Unemployment rates have risen rapidly due to COVID-19. In 2019, the rate was 3.5%. By April 2020 it had more than quadrupled, reaching 14.7%, meaning more than 23 million people had lost their jobs. While the unemployment rate has fallen since April 2020, it is still at 6.7% as of November 2020. It is urgent that those holding elected office use their power to protect the millions of Americans who are unable to pay their water bills and could lose their homes to liens and foreclosures.

In the U.S. in 2016, an estimated 15 million people experienced a water shutoff at some point in the year. In some places in the country, shutoffs can lead to foreclosures on homes. This can happen when liens are auctioned to investors. When a homeowner misses a water bill, the city can place a lien on that property, which means that the city has a right to the property until the debt that is owed is paid. The city then is able to sell the lien to a third party, and “the pay-offs that investors demand from homeowners snowball because of high interest rates, fees, and legal costs, making it more likely the property will fall into foreclosure.” This was the case in Worcester, where an elderly woman with health challenges nearly lost her home when her water liens were sold by the city. Pauline Desrosiers, a 78 year old woman who was sick with pancreatitis, missed one $400 water bill and found herself fighting to keep her home. A private investor had bought a tax lien that had been placed on Pauline’s home, and was attempting to force Pauline into foreclosure. Ultimately, one of Pauline’s daughters got legal aid and they were able to persuade the Land Court to lower the payment for the investor from $25,000 to $10,000, which Pauline’s daughter had to pay.

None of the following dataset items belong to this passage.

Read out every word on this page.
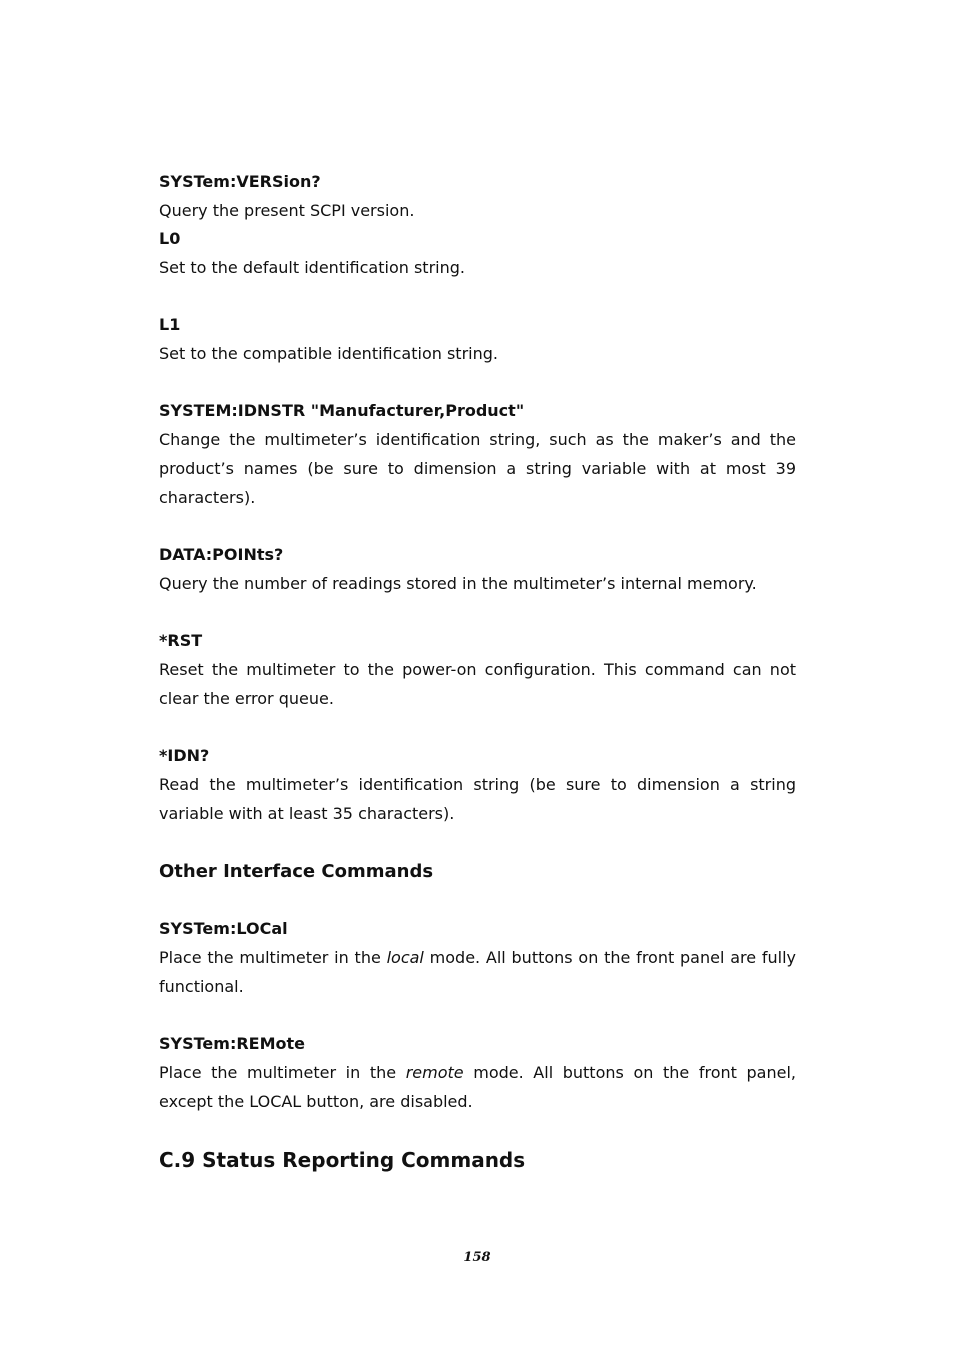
SYSTem:VERSion?

Query the present SCPI version.

L0

Set to the default identification string.

L1

Set to the compatible identification string.

SYSTEM:IDNSTR "Manufacturer,Product"

Change the multimeter’s identification string, such as the maker’s and the product’s names (be sure to dimension a string variable with at most 39 characters).

DATA:POINts?

Query the number of readings stored in the multimeter’s internal memory.

*RST

Reset the multimeter to the power-on configuration. This command can not clear the error queue.

*IDN?

Read the multimeter’s identification string (be sure to dimension a string variable with at least 35 characters).

Other Interface Commands

SYSTem:LOCal

Place the multimeter in the local mode. All buttons on the front panel are fully functional.

SYSTem:REMote

Place the multimeter in the remote mode. All buttons on the front panel, except the LOCAL button, are disabled.

C.9 Status Reporting Commands

158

This is just one story of many, as states across the U.S. use the practice of selling liens. Some states have proposed legislation that would provide “homeowners more notice when they are in danger of foreclosure because of unpaid city bills, more time to appeal, an opportunity to satisfy the loan once the property is sold to an investor, and other consumer-oriented provisions.” These states include Maryland, Arizona, Maine, Massachusetts, Montana, New York, Rhode Island, and Virginia. Yet, even this proposed legislation would not completely protect homeowners, and these states are not an exhaustive list of all those who use this practice. It is crucial for states to create and enforce moratoria to protect their residents from shutoffs, inconceivable amounts of debt, and in the worst cases, foreclosure. During such a turbulent and dangerous time, we need our representatives to protect those most vulnerable to the water affordability crisis.

The holiday season is upon us, bringing travel and gathering along with it. We will see change in the upcoming month, but whether this will be devastating deaths and overburdened hospitals, or direct state action, increased restrictions, and governmental support, remains to be seen.